When I graduated from university in the early eighties, I already had a steady boyfriend of four years. He was my senior at university and had graduated a few years ahead of me.
By the time I accepted my scroll during my convocation, he had already worked for three years. A few months after my graduation, we were ready to tie the knot – therefore I never tasted life as a single career woman.
As a working woman I had to juggle both the duties of a wife and the responsibilities of a career. In fact, I have been married for as long as I have been working!
For a good 24 years, I learned to manage my time, a social life, two children, my in-laws, other family members and work responsibilities. It is difficult to juggle the myriad roles women play when working and married at the same time.
Even today, the needs of my husband, children and home still interface with and affect my life as a teacher.
I sometimes wonder to myself: “Is life easier when you’re single?”
People say that teachers who stay single (be it out of personal choice or fate or circumstance) are better able to devote their energies and commitment to their role as teachers. Is that true?
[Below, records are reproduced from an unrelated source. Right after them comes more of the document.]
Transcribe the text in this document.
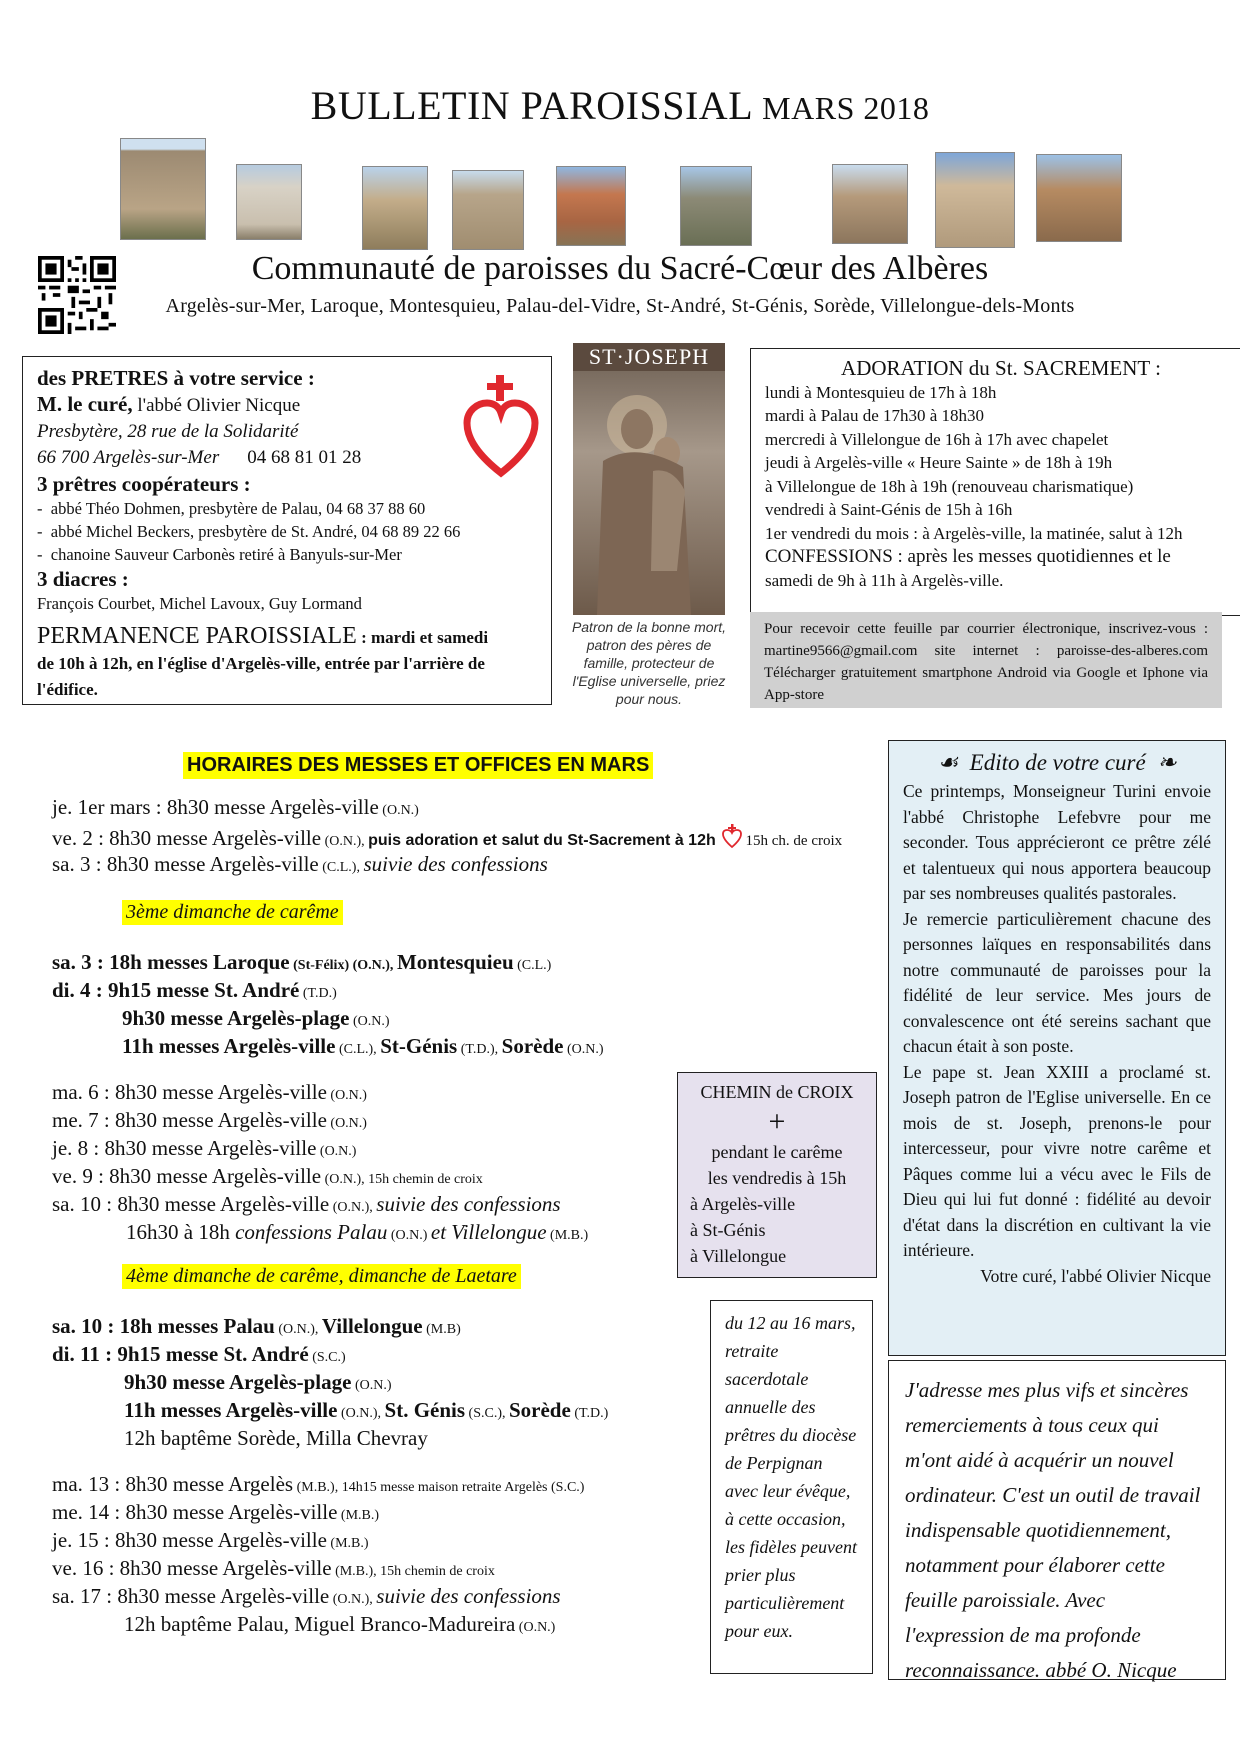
BULLETIN PAROISSIAL MARS 2018
Communauté de paroisses du Sacré-Cœur des Albères
Argelès-sur-Mer, Laroque, Montesquieu, Palau-del-Vidre, St-André, St-Génis, Sorède, Villelongue-dels-Monts
des PRETRES à votre service :
M. le curé, l'abbé Olivier Nicque
Presbytère, 28 rue de la Solidarité
66 700 Argelès-sur-Mer 04 68 81 01 28
3 prêtres coopérateurs :
-  abbé Théo Dohmen, presbytère de Palau, 04 68 37 88 60
-  abbé Michel Beckers, presbytère de St. André, 04 68 89 22 66
-  chanoine Sauveur Carbonès retiré à Banyuls-sur-Mer
3 diacres :
François Courbet, Michel Lavoux, Guy Lormand
PERMANENCE PAROISSIALE : mardi et samedi
de 10h à 12h, en l'église d'Argelès-ville, entrée par l'arrière de l'édifice.
ST·JOSEPH
Patron de la bonne mort, patron des pères de famille, protecteur de l'Eglise universelle, priez pour nous.
ADORATION du St. SACREMENT :
lundi à Montesquieu de 17h à 18h
mardi à Palau de 17h30 à 18h30
mercredi à Villelongue de 16h à 17h avec chapelet
jeudi à Argelès-ville « Heure Sainte » de 18h à 19h
à Villelongue de 18h à 19h (renouveau charismatique)
vendredi à Saint-Génis de 15h à 16h
1er vendredi du mois : à Argelès-ville, la matinée, salut à 12h
CONFESSIONS : après les messes quotidiennes et le
samedi de 9h à 11h à Argelès-ville.
Pour recevoir cette feuille par courrier électronique, inscrivez-vous : martine9566@gmail.com site internet : paroisse-des-alberes.com Télécharger gratuitement smartphone Android via Google et Iphone via App-store
HORAIRES DES MESSES ET OFFICES EN MARS
je. 1er mars : 8h30 messe Argelès-ville (O.N.)
ve. 2 : 8h30 messe Argelès-ville (O.N.), puis adoration et salut du St-Sacrement à 12h 15h ch. de croix
sa. 3 : 8h30 messe Argelès-ville (C.L.), suivie des confessions
3ème dimanche de carême
sa. 3 : 18h messes Laroque (St-Félix) (O.N.), Montesquieu (C.L.)
di. 4 : 9h15 messe St. André (T.D.)
9h30 messe Argelès-plage (O.N.)
11h messes Argelès-ville (C.L.), St-Génis (T.D.), Sorède (O.N.)
ma. 6 : 8h30 messe Argelès-ville (O.N.)
me. 7 : 8h30 messe Argelès-ville (O.N.)
je. 8 : 8h30 messe Argelès-ville (O.N.)
ve. 9 : 8h30 messe Argelès-ville (O.N.), 15h chemin de croix
sa. 10 : 8h30 messe Argelès-ville (O.N.), suivie des confessions
16h30 à 18h confessions Palau (O.N.) et Villelongue (M.B.)
4ème dimanche de carême, dimanche de Laetare
sa. 10 : 18h messes Palau (O.N.), Villelongue (M.B)
di. 11 : 9h15 messe St. André (S.C.)
9h30 messe Argelès-plage (O.N.)
11h messes Argelès-ville (O.N.), St. Génis (S.C.), Sorède (T.D.)
12h baptême Sorède, Milla Chevray
ma. 13 : 8h30 messe Argelès (M.B.), 14h15 messe maison retraite Argelès (S.C.)
me. 14 : 8h30 messe Argelès-ville (M.B.)
je. 15 : 8h30 messe Argelès-ville (M.B.)
ve. 16 : 8h30 messe Argelès-ville (M.B.), 15h chemin de croix
sa. 17 : 8h30 messe Argelès-ville (O.N.), suivie des confessions
12h baptême Palau, Miguel Branco-Madureira (O.N.)
CHEMIN de CROIX
+
pendant le carême
les vendredis à 15h
à Argelès-ville
à St-Génis
à Villelongue
du 12 au 16 mars, retraite sacerdotale annuelle des prêtres du diocèse de Perpignan avec leur évêque, à cette occasion, les fidèles peuvent prier plus particulièrement pour eux.
☙ Edito de votre curé ❧
Ce printemps, Monseigneur Turini envoie l'abbé Christophe Lefebvre pour me seconder. Tous apprécieront ce prêtre zélé et talentueux qui nous apportera beaucoup par ses nombreuses qualités pastorales.
Je remercie particulièrement chacune des personnes laïques en responsabilités dans notre communauté de paroisses pour la fidélité de leur service. Mes jours de convalescence ont été sereins sachant que chacun était à son poste.
Le pape st. Jean XXIII a proclamé st. Joseph patron de l'Eglise universelle. En ce mois de st. Joseph, prenons-le pour intercesseur, pour vivre notre carême et Pâques comme lui a vécu avec le Fils de Dieu qui lui fut donné : fidélité au devoir d'état dans la discrétion en cultivant la vie intérieure.
Votre curé, l'abbé Olivier Nicque
J'adresse mes plus vifs et sincères remerciements à tous ceux qui m'ont aidé à acquérir un nouvel ordinateur. C'est un outil de travail indispensable quotidiennement, notamment pour élaborer cette feuille paroissiale. Avec l'expression de ma profonde reconnaissance. abbé O. Nicque
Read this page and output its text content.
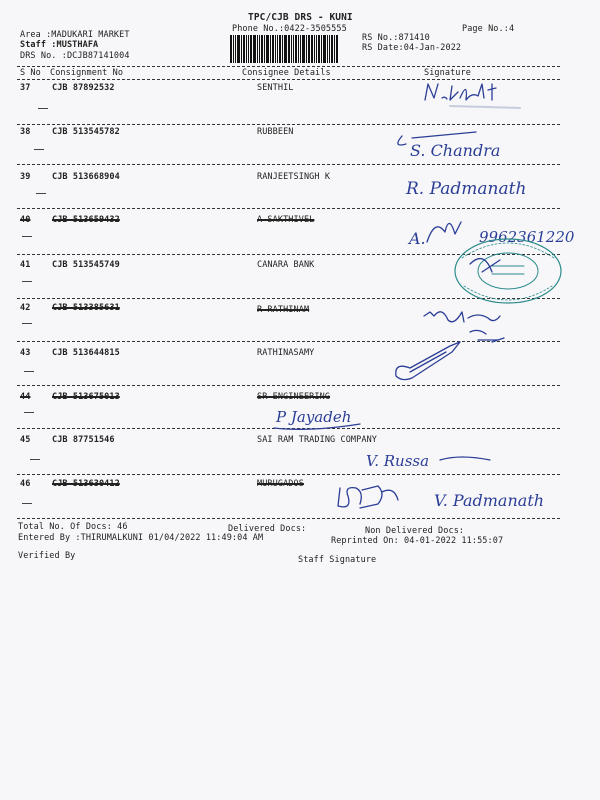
TPC/CJB DRS - KUNI
Phone No.:0422-3505555	Page No.:4
Area :MADUKARI MARKET
Staff :MUSTHAFA
DRS No. :DCJB87141004
RS No.:871410
RS Date:04-Jan-2022
S No Consignment No	Consignee Details	Signature
37	CJB 87892532	SENTHIL
38	CJB 513545782	RUBBEEN
39	CJB 513668904	RANJEETSINGH K
40	CJB 513659432	A SAKTHIVEL
41	CJB 513545749	CANARA BANK
42	CJB 513385631	R RATHINAM
43	CJB 513644815	RATHINASAMY
44	CJB 513675013	SR ENGINEERING
45	CJB 87751546	SAI RAM TRADING COMPANY
46	CJB 513630412	MURUGADOS
Total No. Of Docs: 46	Delivered Docs:	Non Delivered Docs:
Entered By :THIRUMALKUNI 01/04/2022 11:49:04 AM	Reprinted On: 04-01-2022 11:55:07
Verified By	Staff Signature
S. Chandra
R. Padmanath
A.	9962361220
P Jayadeh
V. Russa
V. Padmanath
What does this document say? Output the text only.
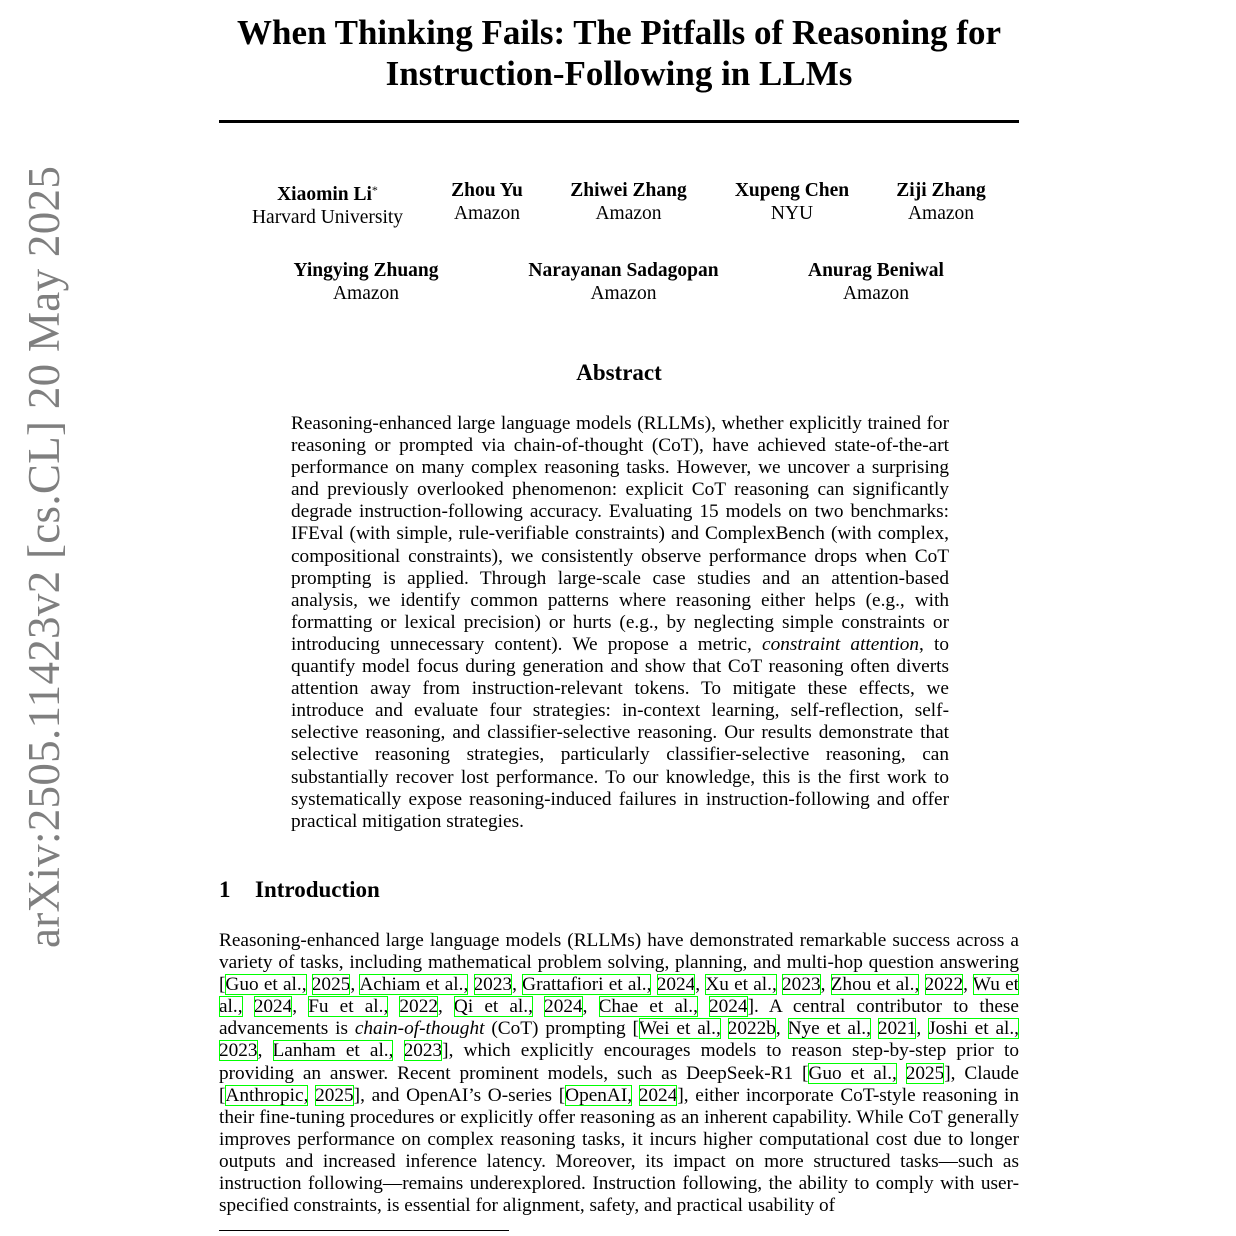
arXiv:2505.11423v2 [cs.CL] 20 May 2025
When Thinking Fails: The Pitfalls of Reasoning for Instruction-Following in LLMs
Xiaomin Li*
Harvard University
Zhou Yu
Amazon
Zhiwei Zhang
Amazon
Xupeng Chen
NYU
Ziji Zhang
Amazon
Yingying Zhuang
Amazon
Narayanan Sadagopan
Amazon
Anurag Beniwal
Amazon
Abstract
Reasoning-enhanced large language models (RLLMs), whether explicitly trained for reasoning or prompted via chain-of-thought (CoT), have achieved state-of-the-art performance on many complex reasoning tasks. However, we uncover a surprising and previously overlooked phenomenon: explicit CoT reasoning can significantly degrade instruction-following accuracy. Evaluating 15 models on two benchmarks: IFEval (with simple, rule-verifiable constraints) and ComplexBench (with complex, compositional constraints), we consistently observe performance drops when CoT prompting is applied. Through large-scale case studies and an attention-based analysis, we identify common patterns where reasoning either helps (e.g., with formatting or lexical precision) or hurts (e.g., by neglecting simple constraints or introducing unnecessary content). We propose a metric, constraint attention, to quantify model focus during generation and show that CoT reasoning often diverts attention away from instruction-relevant tokens. To mitigate these effects, we introduce and evaluate four strategies: in-context learning, self-reflection, self-selective reasoning, and classifier-selective reasoning. Our results demonstrate that selective reasoning strategies, particularly classifier-selective reasoning, can substantially recover lost performance. To our knowledge, this is the first work to systematically expose reasoning-induced failures in instruction-following and offer practical mitigation strategies.
1 Introduction
Reasoning-enhanced large language models (RLLMs) have demonstrated remarkable success across a variety of tasks, including mathematical problem solving, planning, and multi-hop question answering [Guo et al., 2025, Achiam et al., 2023, Grattafiori et al., 2024, Xu et al., 2023, Zhou et al., 2022, Wu et al., 2024, Fu et al., 2022, Qi et al., 2024, Chae et al., 2024]. A central contributor to these advancements is chain-of-thought (CoT) prompting [Wei et al., 2022b, Nye et al., 2021, Joshi et al., 2023, Lanham et al., 2023], which explicitly encourages models to reason step-by-step prior to providing an answer. Recent prominent models, such as DeepSeek-R1 [Guo et al., 2025], Claude [Anthropic, 2025], and OpenAI’s O-series [OpenAI, 2024], either incorporate CoT-style reasoning in their fine-tuning procedures or explicitly offer reasoning as an inherent capability. While CoT generally improves performance on complex reasoning tasks, it incurs higher computational cost due to longer outputs and increased inference latency. Moreover, its impact on more structured tasks—such as instruction following—remains underexplored. Instruction following, the ability to comply with user-specified constraints, is essential for alignment, safety, and practical usability of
It has even been said that single women or men, for example, make the best administrators or teachers, simply because they will be sort of “married” to the school. They will be willing to spend a large part of their time at school simply because they have the time to spare.
It is said that their devotion to scholarly causes, students and the needs of the school far outshine that of a married teacher. I wonder how single people respond to this belief? Is it an erroneous one?
I have often looked around at my colleagues and done a mental assessment of their professional commitment. Honestly speaking, while I think it is quite fair to say that most single teachers do seem to have more time to spend at school and therefore, be more involved in school affairs, I don’t think the simple correlation between “being single” and “being more dedicated at school” is true.
To my eye, single teachers show as many vagaries of personality and character as do married teachers. Some are hardworking, diligent, effective, efficient, dedicated and yes, even show the trait of almost being “married” to the school but I have met others who shirk their responsibilities or turn a blind eye to professional demands.
In my opinion the belief that single teachers work harder or contribute more is erroneous. Just like married staff, many of them want time to call their own and will bridle if asked to work overtime. And, just like married teachers, many single teachers have their own family concerns such as taking care of elderly parents, unmarried siblings or nieces and nephews.
They too seem to be as busy as those who are married with children and have husbands to answer to. Take giving tuition after school; I think that single teachers are as involved in this pursuit as many married breadwinner teachers are.
I remember a senior assistant I worked with two years ago. A woman in her late forties, she was efficient, diligent, a good administrator who “walked her talk” and was single.
Yet, I couldn’t help but notice how often her “single” status was remarked upon in a negative manner by those teachers whom she reprimanded. She could be quite acidic at times and rather candid in her comments, but then she was no worse than other married teachers who were administrators too.
But, the word going round the staffroom was often disparaging and cruel – she was described as a “dragon-lady”, a “fussy spinster” and a woman “who had nothing better to do with her time”.
I even heard a married teacher say: “Thank God she didn’t get married. Her husband would have left her within a month.”
In yet another school, I worked with a single man who had his own set of eccentricities. While he too was a good administrator, he was not the most tactful of men and used to make acerbic comments. On bad days, the staffroom was filled with equally acerbic and sometimes, downright uncalled-for words about him.
Are our comments about single teachers who are doing their job well but who rub us the wrong way fair? Isn’t it true that when married teachers commit similar “crimes”, we absolve them in a more kind way?
It is high time we sit down, reflect and stop the business of labelling others. A single teacher’s lot is not an easy one. They certainly do not need to bear the brunt of negative opinions at school. They have feelings too.
Statistics show that many of them love their single status. In fact, many young women with good jobs reject the idea of marriage.
So, who are we to judge them? We should appreciate the choices people make and stand by them in a professional manner.